The photo below shows the difference between male and female Cream Legbar chicks that I hatched.
Aurosexing breeds are pure breeds of poultry, they breed true and are standardised.
Other pure breeds
The remaining pure breeds that aren’t autosexing all look very similar, and it is difficult to determine which are male and female until about eight weeks of age. Even at eight weeks, it is easy to get it wrong if one bird is developing faster or slower than the others.
At eight weeks, though, and with a reasonable number of birds, you should start to notice some differences within the group.
There are certain looks, mostly around the comb and wattles area and tail/back feathers, but this can be more or less obvious in different breeds and isn’t totally reliable for sexing chicks. For the first few hatches, I recommend you ring birds you suspect are male and check your success rate at sexing chicks first!
If you know how to sex chicks, you can observe them and build up some degree of confidence before you make firm decisions. There will be different behaviours between the male and female. This starts around 3 weeks of age until by 12 weeks; young males are strutting around, sparring with one another and crowing!
Sexing chicks: what to look for
So here are my tips for what to look out for in male and female chicks. Between five and eight weeks is about the earliest I would consider sexing chicks. I usually remove unwanted male chicks around 8 weeks.
You might be able to re-home a few male birds, but unfortunately, you may also need to cull some too. Sadly, it’s a fact we have to accept if we are going to breed poultry.
The neck dislocation method is still the best way to kill a chicken and the only humane option for most small scale hobby keepers. If you’re breeding a lot of birds, you might want to look at buying a captive bolt gun, although I have found it hard to find the right kind for sale here in the UK.

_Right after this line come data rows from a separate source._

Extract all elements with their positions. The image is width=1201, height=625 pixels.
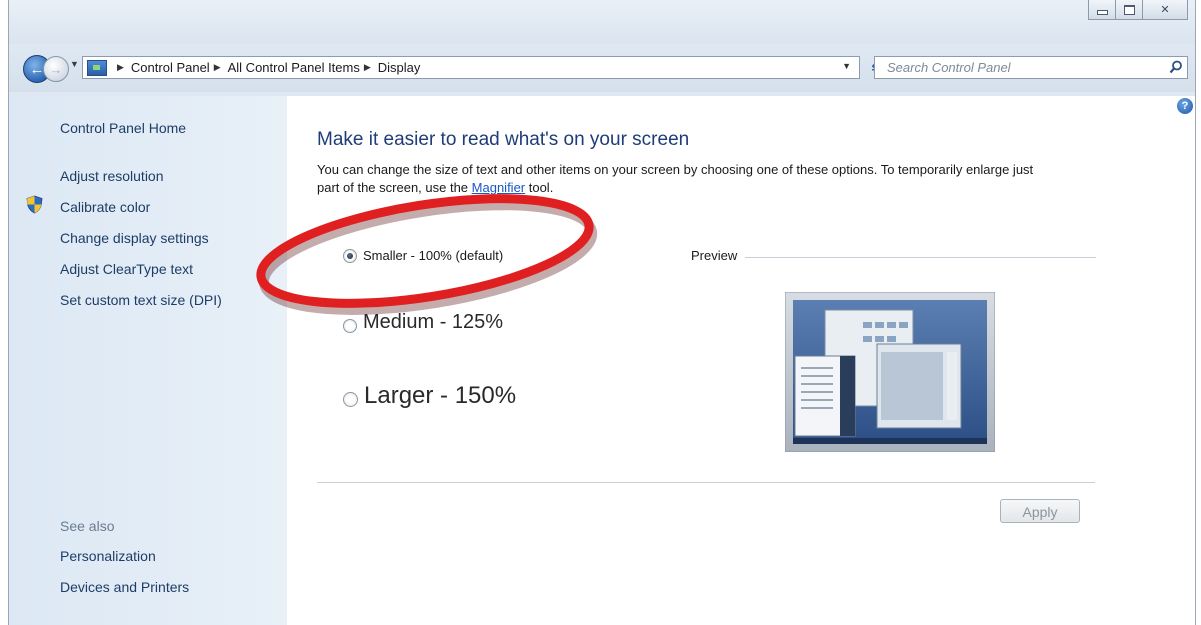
close-button[interactable]: ✕	[1143, 0, 1188, 20]
option-medium[interactable]: Medium - 125%	[343, 311, 503, 334]
radio-button-medium[interactable]	[343, 318, 357, 333]
chevron-right-icon[interactable]: ▶	[364, 62, 371, 73]
chevron-right-icon[interactable]: ▶	[117, 62, 124, 73]
breadcrumb-display[interactable]: Display	[378, 60, 421, 75]
maximize-button[interactable]	[1116, 0, 1143, 20]
bottom-divider	[317, 482, 1095, 483]
control-panel-icon	[87, 59, 107, 76]
sidebar-item-personalization[interactable]: Personalization	[60, 548, 156, 564]
radio-button-larger[interactable]	[343, 391, 358, 407]
control-panel-window: ✕ ← → ▼ ▶ Control Panel ▶ All Control Pa…	[8, 0, 1196, 625]
description-text-end: tool.	[525, 180, 554, 195]
close-icon: ✕	[1160, 4, 1170, 16]
breadcrumb-all-items[interactable]: All Control Panel Items	[228, 60, 360, 75]
maximize-icon	[1123, 4, 1135, 15]
forward-button[interactable]: →	[43, 56, 69, 82]
sidebar-item-adjust-resolution[interactable]: Adjust resolution	[60, 168, 164, 184]
sidebar-item-set-custom-dpi[interactable]: Set custom text size (DPI)	[60, 292, 222, 308]
search-box	[874, 56, 1188, 79]
recent-pages-dropdown[interactable]: ▼	[70, 59, 79, 69]
chevron-right-icon[interactable]: ▶	[214, 62, 221, 73]
see-also-heading: See also	[60, 518, 115, 534]
preview-label: Preview	[691, 248, 746, 263]
page-description: You can change the size of text and othe…	[317, 161, 1057, 197]
option-larger-label: Larger - 150%	[364, 382, 517, 409]
search-input[interactable]	[885, 59, 1159, 76]
preview-image	[785, 292, 995, 452]
address-bar[interactable]: ▶ Control Panel ▶ All Control Panel Item…	[82, 56, 860, 79]
navigation-bar: ← → ▼ ▶ Control Panel ▶ All Control Pane…	[9, 46, 1195, 92]
page-title: Make it easier to read what's on your sc…	[317, 129, 690, 150]
sidebar-item-devices-and-printers[interactable]: Devices and Printers	[60, 579, 189, 595]
breadcrumb-control-panel[interactable]: Control Panel	[131, 60, 210, 75]
sidebar-item-change-display-settings[interactable]: Change display settings	[60, 230, 209, 246]
description-text: You can change the size of text and othe…	[317, 162, 1034, 195]
sidebar-item-calibrate-color[interactable]: Calibrate color	[60, 199, 150, 215]
minimize-button[interactable]	[1088, 0, 1116, 20]
shield-icon	[26, 195, 43, 214]
title-bar: ✕	[9, 0, 1195, 44]
preview-divider	[691, 257, 1096, 258]
sidebar-item-control-panel-home[interactable]: Control Panel Home	[60, 120, 186, 136]
minimize-icon	[1096, 10, 1108, 15]
apply-button[interactable]: Apply	[1000, 499, 1080, 523]
search-icon[interactable]	[1169, 60, 1183, 74]
radio-button-smaller[interactable]	[343, 248, 357, 263]
option-smaller-label: Smaller - 100% (default)	[363, 248, 504, 263]
sidebar-item-adjust-cleartype[interactable]: Adjust ClearType text	[60, 261, 193, 277]
magnifier-link[interactable]: Magnifier	[472, 180, 525, 195]
window-controls: ✕	[1088, 0, 1188, 20]
main-content: ? Make it easier to read what's on your …	[287, 96, 1195, 625]
sidebar: Control Panel Home Adjust resolution Cal…	[10, 96, 287, 625]
address-dropdown-icon[interactable]: ▼	[842, 61, 851, 71]
help-icon[interactable]: ?	[1177, 98, 1193, 114]
forward-arrow-icon: →	[49, 61, 63, 77]
option-medium-label: Medium - 125%	[363, 311, 504, 333]
option-smaller[interactable]: Smaller - 100% (default)	[343, 248, 503, 263]
option-larger[interactable]: Larger - 150%	[343, 382, 516, 410]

The ‘pliers’ or wall mounted dispatchers crush the neck and are not recommended by the Humane Slaughter Association.
1. Back and Tail Feathers
Back and tail feathers on cockerels will be more pointed, pullets will have slightly more rounded feathers on the ends.
Together with the feathering, cockerels tend to have slightly longer tails than pullets, although it can be the other way around for some breeds, so it’s best to get to know the breed in question.
3. Wattles and Combs
Probably the most obvious of all is the faster growth and the brighter red colour of the boy’s wattles and combs from about 5 or 6 weeks (easier in breeds that have larger combs).

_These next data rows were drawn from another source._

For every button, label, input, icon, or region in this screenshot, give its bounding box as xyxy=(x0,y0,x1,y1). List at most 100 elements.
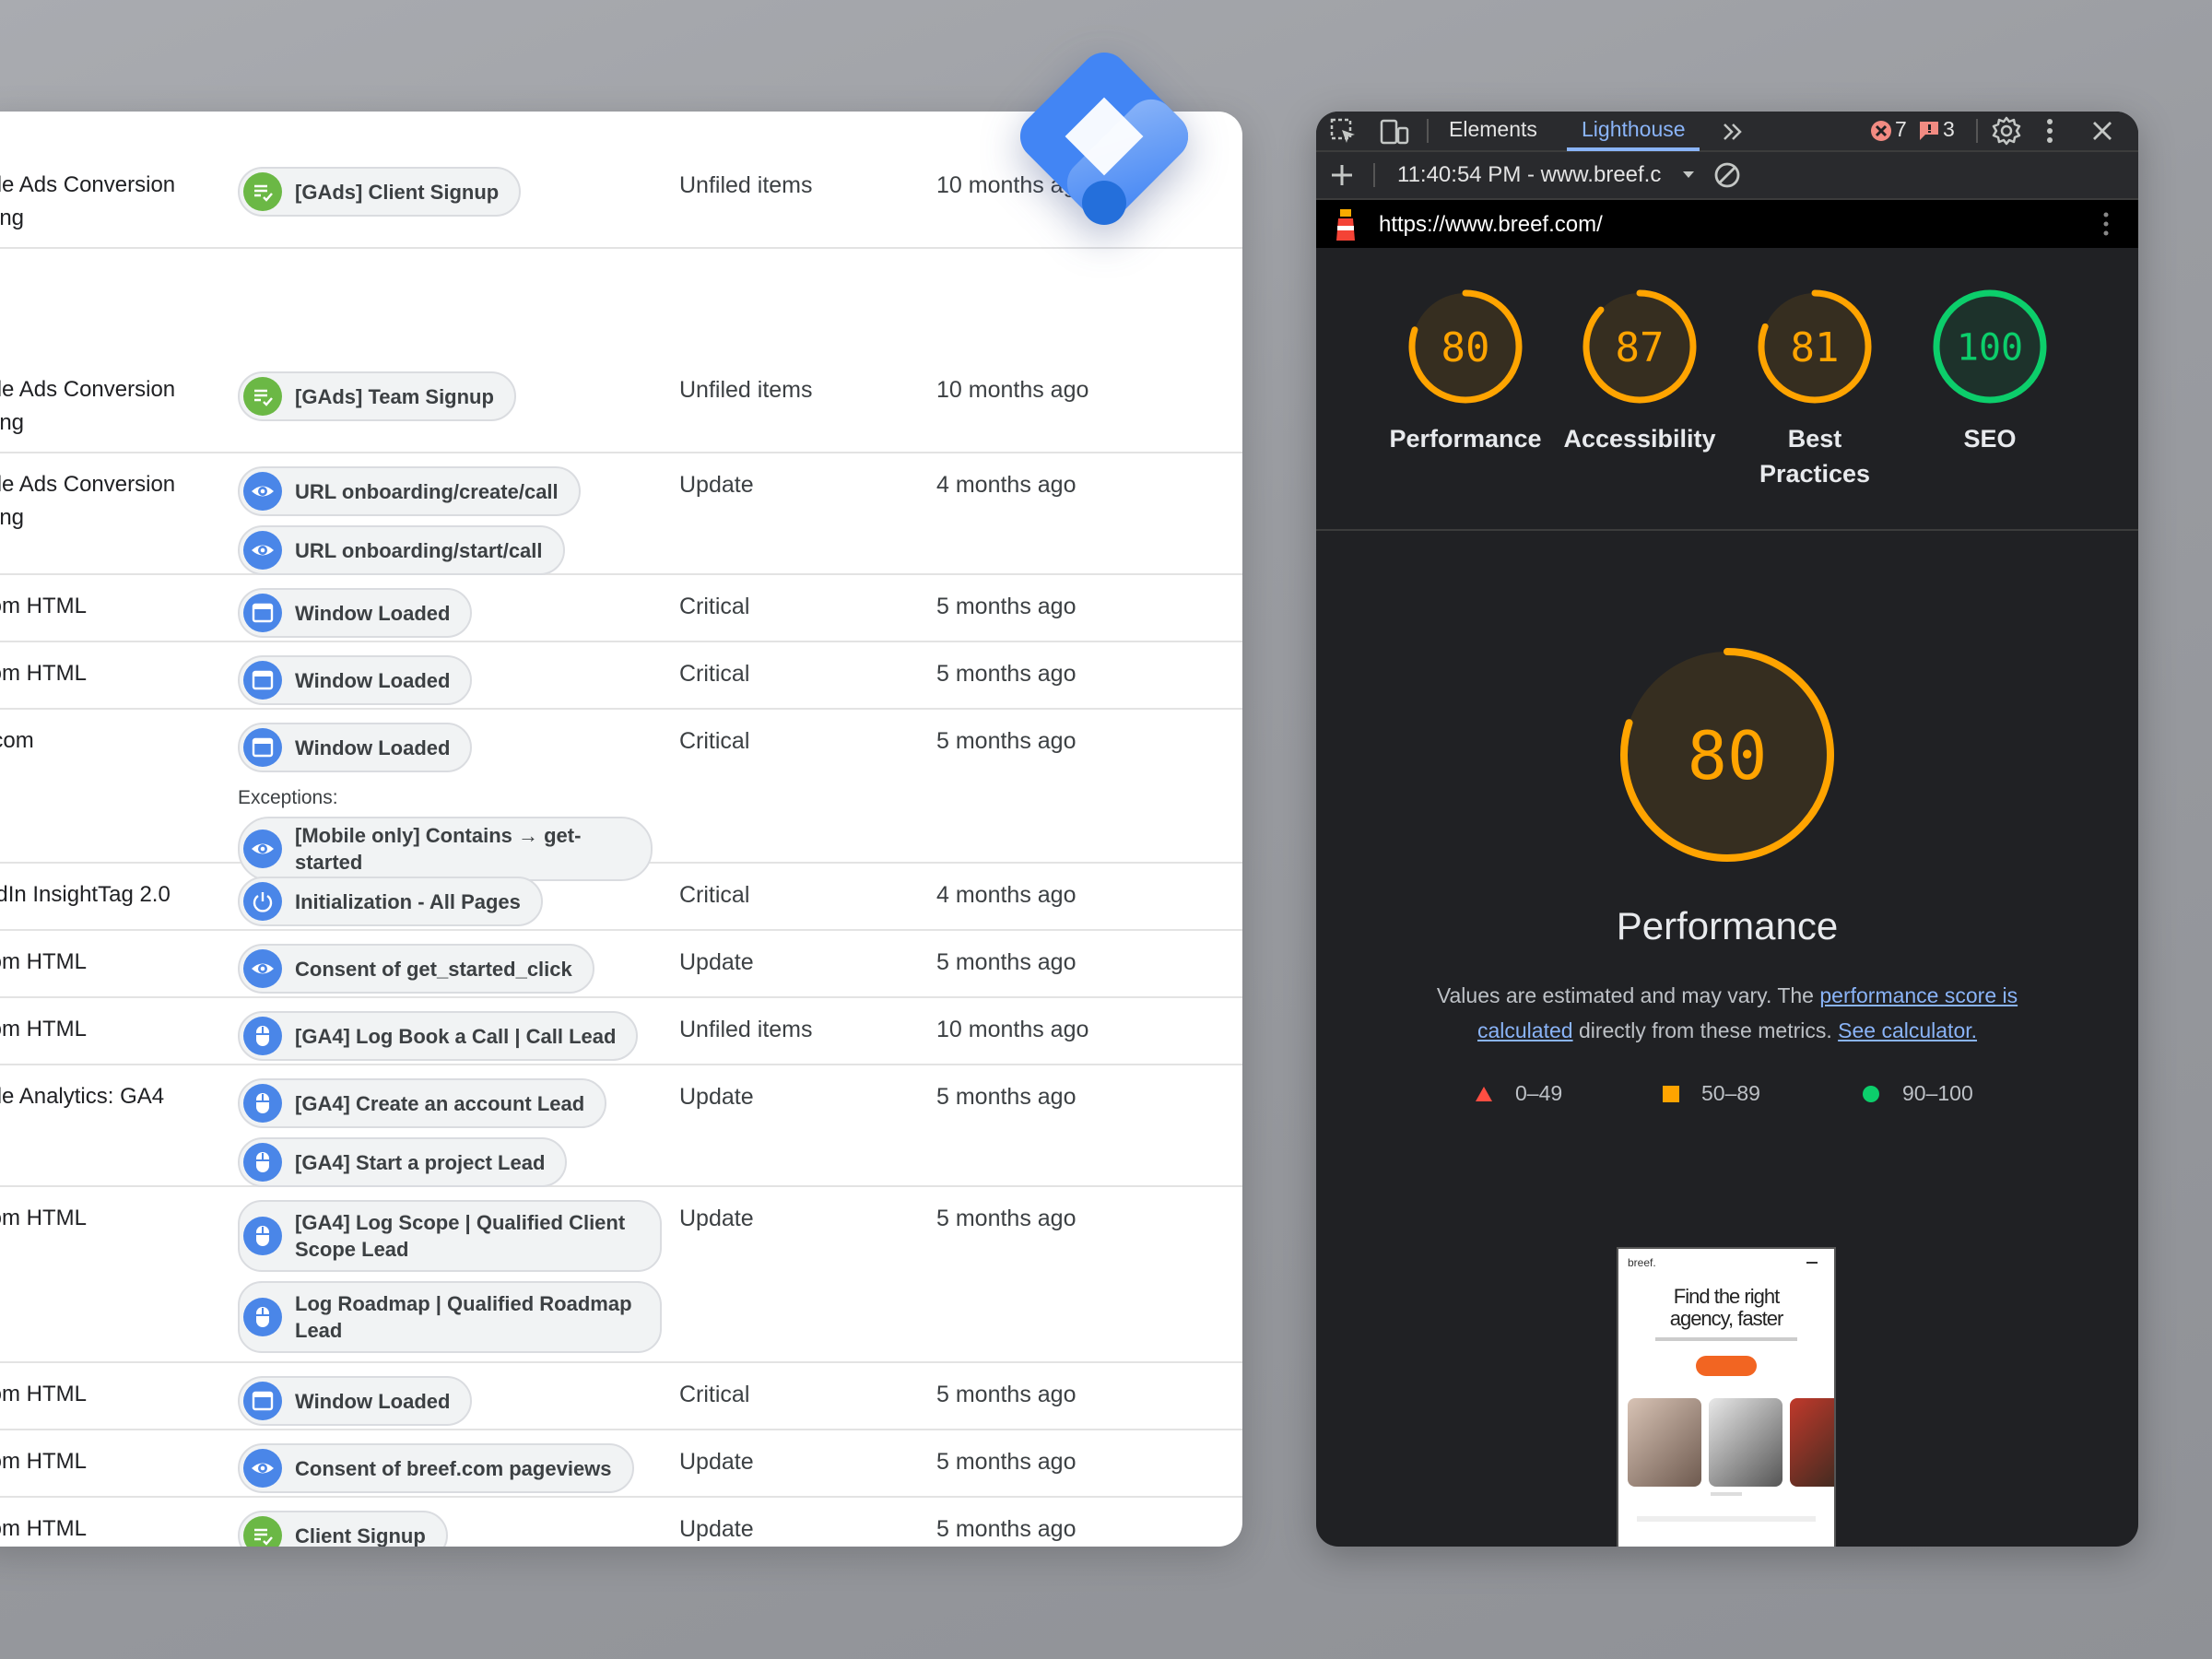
tag-type-line: cking xyxy=(0,410,25,435)
url-more-options-icon[interactable] xyxy=(2101,211,2111,237)
trigger-chip[interactable]: [GA4] Start a project Lead xyxy=(238,1137,568,1187)
tag-row[interactable]: stom HTML [GA4] Log Book a Call | Call Le… xyxy=(0,998,1242,1065)
trigger-chip[interactable]: Initialization - All Pages xyxy=(238,877,543,926)
trigger-chip[interactable]: Consent of breef.com pageviews xyxy=(238,1443,634,1493)
gauge-label[interactable]: Accessibility xyxy=(1547,421,1732,456)
trigger-chip[interactable]: Window Loaded xyxy=(238,588,473,638)
gauge-label[interactable]: SEO xyxy=(1898,421,2082,456)
thumb-subtext xyxy=(1655,1337,1797,1341)
trigger-chip[interactable]: Window Loaded xyxy=(238,655,473,705)
gauge-label[interactable]: Best Practices xyxy=(1723,421,1907,491)
more-options-kebab-icon[interactable] xyxy=(2044,117,2055,145)
tag-type-line: stom HTML xyxy=(0,1017,88,1041)
firing-triggers: [GA4] Log Book a Call | Call Lead xyxy=(238,1011,653,1070)
tag-type: kedIn InsightTag 2.0 xyxy=(0,878,217,912)
firing-triggers: Window Loaded xyxy=(238,588,653,647)
error-count[interactable]: 7 xyxy=(1895,117,1907,142)
score-gauge[interactable]: 87 xyxy=(1580,287,1700,406)
trigger-chip[interactable]: Window Loaded xyxy=(238,723,473,772)
window-loaded-icon xyxy=(243,661,282,700)
tag-folder: Critical xyxy=(679,661,750,687)
more-tabs-chevron-icon[interactable] xyxy=(1720,119,1746,145)
page-view-icon xyxy=(243,830,282,868)
trigger-chip[interactable]: [GAds] Team Signup xyxy=(238,371,516,421)
trigger-name: Window Loaded xyxy=(295,735,451,759)
new-report-plus-icon[interactable] xyxy=(1329,162,1355,188)
trigger-chip[interactable]: Log Roadmap | Qualified Roadmap Lead xyxy=(238,1281,662,1353)
device-toolbar-icon[interactable] xyxy=(1379,117,1410,147)
tag-row[interactable]: stom HTML Window Loaded Critical 5 months a… xyxy=(0,575,1242,642)
tag-type-line: stom HTML xyxy=(0,594,88,618)
tag-row[interactable]: ogle Ads Conversion cking [GAds] Team Sign… xyxy=(0,359,1242,453)
close-icon[interactable] xyxy=(2090,119,2114,143)
trigger-chip[interactable]: Consent of get_started_click xyxy=(238,944,594,994)
report-url[interactable]: https://www.breef.com/ xyxy=(1379,212,1603,238)
trigger-name: Window Loaded xyxy=(295,601,451,625)
last-edited: 5 months ago xyxy=(936,1382,1077,1407)
click-icon xyxy=(243,1143,282,1182)
tag-type-line: nt xyxy=(0,1113,217,1147)
score-gauge[interactable]: 81 xyxy=(1755,287,1875,406)
chevron-down-icon[interactable] xyxy=(1681,170,1696,181)
click-icon xyxy=(243,1217,282,1255)
thumb-headline: Find the right agency, faster xyxy=(1618,1286,1834,1330)
tag-folder: Update xyxy=(679,472,754,498)
trigger-name: Initialization - All Pages xyxy=(295,889,521,913)
tag-row[interactable]: stom HTML Consent of get_started_click Upd… xyxy=(0,931,1242,998)
tag-row[interactable]: kedIn InsightTag 2.0 Initialization - All… xyxy=(0,864,1242,931)
tag-row[interactable]: stom HTML Client SignupConsent Update > P… xyxy=(0,1498,1242,1547)
initialization-icon xyxy=(243,882,282,921)
trigger-chip[interactable]: URL onboarding/create/call xyxy=(238,466,581,516)
trigger-chip[interactable]: [GA4] Log Scope | Qualified Client Scope… xyxy=(238,1200,662,1272)
legend-range-pass: 90–100 xyxy=(1902,1081,1973,1105)
tag-row[interactable]: stom HTML [GA4] Log Scope | Qualified Cli… xyxy=(0,1187,1242,1363)
tag-folder: Critical xyxy=(679,1382,750,1407)
tag-type: stom HTML xyxy=(0,590,217,623)
issues-count[interactable]: 3 xyxy=(1943,117,1955,142)
page-view-icon xyxy=(243,531,282,570)
clear-reports-icon[interactable] xyxy=(1712,160,1742,190)
legend-range-average: 50–89 xyxy=(1701,1081,1760,1105)
tag-type-line: cking xyxy=(0,505,25,530)
inspect-element-icon[interactable] xyxy=(1329,117,1359,147)
tag-manager-logo-icon xyxy=(1019,52,1189,225)
window-loaded-icon xyxy=(243,728,282,767)
trigger-name: URL onboarding/start/call xyxy=(295,538,543,562)
tab-lighthouse[interactable]: Lighthouse xyxy=(1582,117,1686,142)
firing-triggers: URL onboarding/create/call URL onboarding… xyxy=(238,466,653,584)
tag-row[interactable]: ercomWindow LoadedExceptions:[Mobile onl… xyxy=(0,710,1242,881)
see-calculator-link[interactable]: See calculator. xyxy=(1838,1018,1977,1042)
issues-icon[interactable] xyxy=(1917,119,1941,143)
tag-row[interactable]: stom HTML Window Loaded Critical 5 months a… xyxy=(0,1363,1242,1430)
last-edited: 5 months ago xyxy=(936,1206,1077,1231)
tag-row[interactable]: stom HTML Consent of breef.com pageviews U… xyxy=(0,1430,1242,1498)
tag-row[interactable]: ogle Ads Conversion cking URL onboarding/c… xyxy=(0,453,1242,575)
trigger-chip[interactable]: Window Loaded xyxy=(238,1376,473,1426)
trigger-chip[interactable]: [GA4] Create an account Lead xyxy=(238,1078,607,1128)
devtools-panel: Elements Lighthouse 7 3 11:40:54 PM - ww… xyxy=(1316,112,2138,1547)
settings-gear-icon[interactable] xyxy=(1991,115,2022,147)
error-icon[interactable] xyxy=(1869,119,1893,143)
trigger-name: Consent of breef.com pageviews xyxy=(295,1456,612,1480)
gauge-score: 81 xyxy=(1791,324,1840,371)
performance-title: Performance xyxy=(1616,904,1839,947)
trigger-chip[interactable]: [GA4] Log Book a Call | Call Lead xyxy=(238,1011,639,1061)
tag-row[interactable]: ogle Analytics: GA4 nt [GA4] Create an acc… xyxy=(0,1065,1242,1187)
gauge-label[interactable]: Performance xyxy=(1373,421,1558,456)
firing-triggers: Consent of breef.com pageviews xyxy=(238,1443,653,1502)
exceptions-label: Exceptions: xyxy=(238,787,338,808)
gauge-score: 87 xyxy=(1616,324,1665,371)
tag-row[interactable]: stom HTML Window Loaded Critical 5 months a… xyxy=(0,642,1242,710)
thumb-pager xyxy=(1711,1492,1742,1496)
tag-folder: Update xyxy=(679,1206,754,1231)
score-gauge[interactable]: 80 xyxy=(1406,287,1525,406)
score-gauge[interactable]: 100 xyxy=(1930,287,2050,406)
trigger-chip[interactable]: URL onboarding/start/call xyxy=(238,525,565,575)
page-screenshot-thumbnail[interactable]: breef. Find the right agency, faster xyxy=(1617,1247,1836,1547)
report-selector[interactable]: 11:40:54 PM - www.breef.c xyxy=(1397,162,1661,188)
trigger-chip[interactable]: [GAds] Client Signup xyxy=(238,167,522,217)
trigger-name: [GA4] Log Book a Call | Call Lead xyxy=(295,1024,617,1048)
tab-elements[interactable]: Elements xyxy=(1449,117,1537,142)
trigger-chip[interactable]: Client Signup xyxy=(238,1511,448,1547)
tag-type-line: cking xyxy=(0,206,25,230)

Don’t rely on this factor alone; I have often mixed up cockerels and pullets; it isn’t definite but usually a pretty good indicator, especially if cross-checked with other signs.
Chicks will spar with one another from around 6 weeks of age, but cockerels will do this more often and start to stand tall, pushing their chests out, showing typical male ‘strutting’ behaviour.
Often male chicks will raise their hackles as they assert their dominance over other chicks or when startled/approached.
Male chicks are usually larger than the female, and simply handling them can give you a good idea of their sex; however, if you look at their legs and feet, this can also be a good indicator as the boys tend to have stocky legs and bigger feet.
Eventually, by 8 to 10 weeks, young cockerels will start crowing. The trouble is, at first, it’s a small screech and it takes weeks of practice to get to a full cock-a-doodle-do, so unless you see which bird it was, you may miss it!